Saturday, January 9, 2010: 9:40 AM
Columbia 2 (Marriott)
Ian Miller
,
Harvard University, Cambridge, MA
Ôdachi Shigeo,’s Governor General and future Home Minister, faced a difficult situation in the summer of 1943. Having just returned from his post as Imperial Mayor of Occupied Singapore (Shônan), where he watched the empire expand and then begin to contract with terrifying speed, Ôdachi knew that the Japanese empire was on the verge of collapse. The mass death and hardships of the frontlines would soon come to Tokyo, but the capital’s newspapers were still filled with stories of Japanese triumph and conquest. As the official charged with preparing Tokyo's women and children for an Allied invasion, Ôdachi needed to mobilize a populace numb from years of propaganda and exhausted by more than a decade of war. His answer to this question was one of the most surreal and best remembered events of World War Two in Japan: the mass mediated sacrifice of Tokyo's famous zoo elephants.

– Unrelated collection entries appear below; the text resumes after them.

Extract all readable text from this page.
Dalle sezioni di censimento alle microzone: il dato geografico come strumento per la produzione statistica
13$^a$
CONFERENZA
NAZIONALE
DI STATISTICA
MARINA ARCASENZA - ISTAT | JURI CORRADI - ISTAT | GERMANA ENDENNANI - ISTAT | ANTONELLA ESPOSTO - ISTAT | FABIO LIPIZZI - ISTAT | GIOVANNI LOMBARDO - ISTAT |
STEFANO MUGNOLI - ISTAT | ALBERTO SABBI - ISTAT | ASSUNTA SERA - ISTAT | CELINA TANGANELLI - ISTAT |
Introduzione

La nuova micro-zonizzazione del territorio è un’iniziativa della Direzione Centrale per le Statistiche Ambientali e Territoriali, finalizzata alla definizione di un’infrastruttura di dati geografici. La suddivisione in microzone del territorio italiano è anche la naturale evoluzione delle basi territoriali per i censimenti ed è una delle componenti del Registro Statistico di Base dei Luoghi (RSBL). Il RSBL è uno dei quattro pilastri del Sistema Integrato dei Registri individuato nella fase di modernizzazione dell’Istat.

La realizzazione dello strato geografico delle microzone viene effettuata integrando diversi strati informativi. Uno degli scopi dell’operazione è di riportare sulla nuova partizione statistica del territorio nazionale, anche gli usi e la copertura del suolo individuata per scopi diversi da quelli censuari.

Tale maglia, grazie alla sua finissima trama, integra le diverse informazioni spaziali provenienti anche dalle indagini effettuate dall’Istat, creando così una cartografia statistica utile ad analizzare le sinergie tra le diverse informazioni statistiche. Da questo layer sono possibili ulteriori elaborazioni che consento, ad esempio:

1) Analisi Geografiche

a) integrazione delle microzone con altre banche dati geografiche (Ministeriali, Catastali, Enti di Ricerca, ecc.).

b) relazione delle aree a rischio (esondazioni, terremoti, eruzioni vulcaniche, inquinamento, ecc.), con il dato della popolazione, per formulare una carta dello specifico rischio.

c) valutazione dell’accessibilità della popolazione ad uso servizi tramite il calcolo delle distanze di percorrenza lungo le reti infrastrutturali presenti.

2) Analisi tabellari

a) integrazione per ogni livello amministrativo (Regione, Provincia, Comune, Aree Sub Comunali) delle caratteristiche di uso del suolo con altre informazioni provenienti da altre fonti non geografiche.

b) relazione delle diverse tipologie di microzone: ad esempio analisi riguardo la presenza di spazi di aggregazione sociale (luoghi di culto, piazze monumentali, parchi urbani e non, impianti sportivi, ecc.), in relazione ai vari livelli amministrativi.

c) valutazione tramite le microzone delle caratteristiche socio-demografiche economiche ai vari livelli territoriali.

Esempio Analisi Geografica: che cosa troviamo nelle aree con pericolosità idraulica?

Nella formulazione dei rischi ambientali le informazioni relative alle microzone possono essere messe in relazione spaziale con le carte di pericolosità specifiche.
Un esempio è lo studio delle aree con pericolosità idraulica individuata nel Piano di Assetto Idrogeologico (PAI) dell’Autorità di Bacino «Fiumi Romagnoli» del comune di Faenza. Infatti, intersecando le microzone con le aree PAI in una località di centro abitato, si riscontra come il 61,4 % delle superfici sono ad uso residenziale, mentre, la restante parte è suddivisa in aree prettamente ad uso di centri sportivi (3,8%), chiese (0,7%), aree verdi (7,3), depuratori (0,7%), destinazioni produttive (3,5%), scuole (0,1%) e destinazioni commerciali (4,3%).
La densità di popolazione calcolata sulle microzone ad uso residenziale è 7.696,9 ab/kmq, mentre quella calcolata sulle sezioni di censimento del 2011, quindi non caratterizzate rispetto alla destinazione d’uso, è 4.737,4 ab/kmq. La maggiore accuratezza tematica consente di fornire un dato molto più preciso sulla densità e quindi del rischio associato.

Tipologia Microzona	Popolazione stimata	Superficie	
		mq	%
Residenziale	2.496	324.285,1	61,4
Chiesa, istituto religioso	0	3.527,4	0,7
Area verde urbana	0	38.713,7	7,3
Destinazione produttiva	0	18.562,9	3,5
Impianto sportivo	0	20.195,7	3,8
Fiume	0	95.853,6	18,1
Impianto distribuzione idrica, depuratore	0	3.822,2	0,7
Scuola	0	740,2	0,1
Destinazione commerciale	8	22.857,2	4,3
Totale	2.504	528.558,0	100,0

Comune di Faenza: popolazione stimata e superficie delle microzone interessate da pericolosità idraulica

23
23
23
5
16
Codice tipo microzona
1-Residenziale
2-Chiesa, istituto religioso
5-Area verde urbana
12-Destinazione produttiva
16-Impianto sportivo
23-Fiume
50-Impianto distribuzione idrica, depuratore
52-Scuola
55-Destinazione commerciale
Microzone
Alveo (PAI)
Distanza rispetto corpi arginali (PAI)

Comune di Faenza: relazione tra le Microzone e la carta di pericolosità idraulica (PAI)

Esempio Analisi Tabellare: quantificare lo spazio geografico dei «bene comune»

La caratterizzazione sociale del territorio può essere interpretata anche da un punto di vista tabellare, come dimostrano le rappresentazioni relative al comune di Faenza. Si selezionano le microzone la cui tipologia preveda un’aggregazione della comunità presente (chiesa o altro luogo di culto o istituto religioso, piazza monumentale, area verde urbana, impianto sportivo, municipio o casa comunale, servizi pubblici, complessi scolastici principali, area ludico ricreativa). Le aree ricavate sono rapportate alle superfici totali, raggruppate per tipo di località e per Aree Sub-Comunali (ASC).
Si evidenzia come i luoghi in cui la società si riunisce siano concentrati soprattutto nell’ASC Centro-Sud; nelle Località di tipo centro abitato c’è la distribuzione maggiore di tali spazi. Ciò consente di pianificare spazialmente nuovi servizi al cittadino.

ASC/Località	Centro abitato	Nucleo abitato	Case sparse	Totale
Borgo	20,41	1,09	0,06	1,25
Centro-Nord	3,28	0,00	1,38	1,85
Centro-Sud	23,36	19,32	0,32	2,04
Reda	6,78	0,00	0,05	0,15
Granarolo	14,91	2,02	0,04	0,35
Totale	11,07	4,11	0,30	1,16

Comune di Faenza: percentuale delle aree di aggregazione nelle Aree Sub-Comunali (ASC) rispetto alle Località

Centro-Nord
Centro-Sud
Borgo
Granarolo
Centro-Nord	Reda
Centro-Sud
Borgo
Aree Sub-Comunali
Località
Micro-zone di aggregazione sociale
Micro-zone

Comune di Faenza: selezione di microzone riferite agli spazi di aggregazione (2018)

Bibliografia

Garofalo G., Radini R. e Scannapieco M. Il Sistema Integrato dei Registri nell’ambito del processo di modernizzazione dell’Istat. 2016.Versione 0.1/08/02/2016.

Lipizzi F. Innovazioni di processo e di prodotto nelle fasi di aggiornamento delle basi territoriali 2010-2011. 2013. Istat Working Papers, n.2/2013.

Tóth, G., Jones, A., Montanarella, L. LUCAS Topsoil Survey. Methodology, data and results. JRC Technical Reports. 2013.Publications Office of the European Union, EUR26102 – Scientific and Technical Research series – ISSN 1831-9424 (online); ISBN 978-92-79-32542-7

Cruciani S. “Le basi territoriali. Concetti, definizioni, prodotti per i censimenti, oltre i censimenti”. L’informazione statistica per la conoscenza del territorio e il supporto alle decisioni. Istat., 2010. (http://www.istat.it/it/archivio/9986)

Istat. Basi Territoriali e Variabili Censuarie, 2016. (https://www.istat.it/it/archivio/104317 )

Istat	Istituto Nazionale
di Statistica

In September 1943 nearly all of the Imperial Zoo’s charismatic megafauna—the big cats, bears and elephants usually associated with a trip to the zoo—were put to death. The slaughter was choreographed to shock depleted Tokyoites into a higher level of compliance, suppress dissent, and instill a heightened sense of emergency through a conscious rupture of everyday conventions. Ôdachi’s use of the zoo animals—totems of empire—to address the taboo subject of defeat marked a sea change in wartime public culture. Henceforth, women and children, not just soldiers, would be called upon to sacrifice their lives for emperor and nation. In the postwar years, this horrible episode was repackaged for a new audience. The story of Tokyo’s Poor Elephants (Kawaisô na zô) became a pacifist parable, selling more copies than any other children’s book in the country.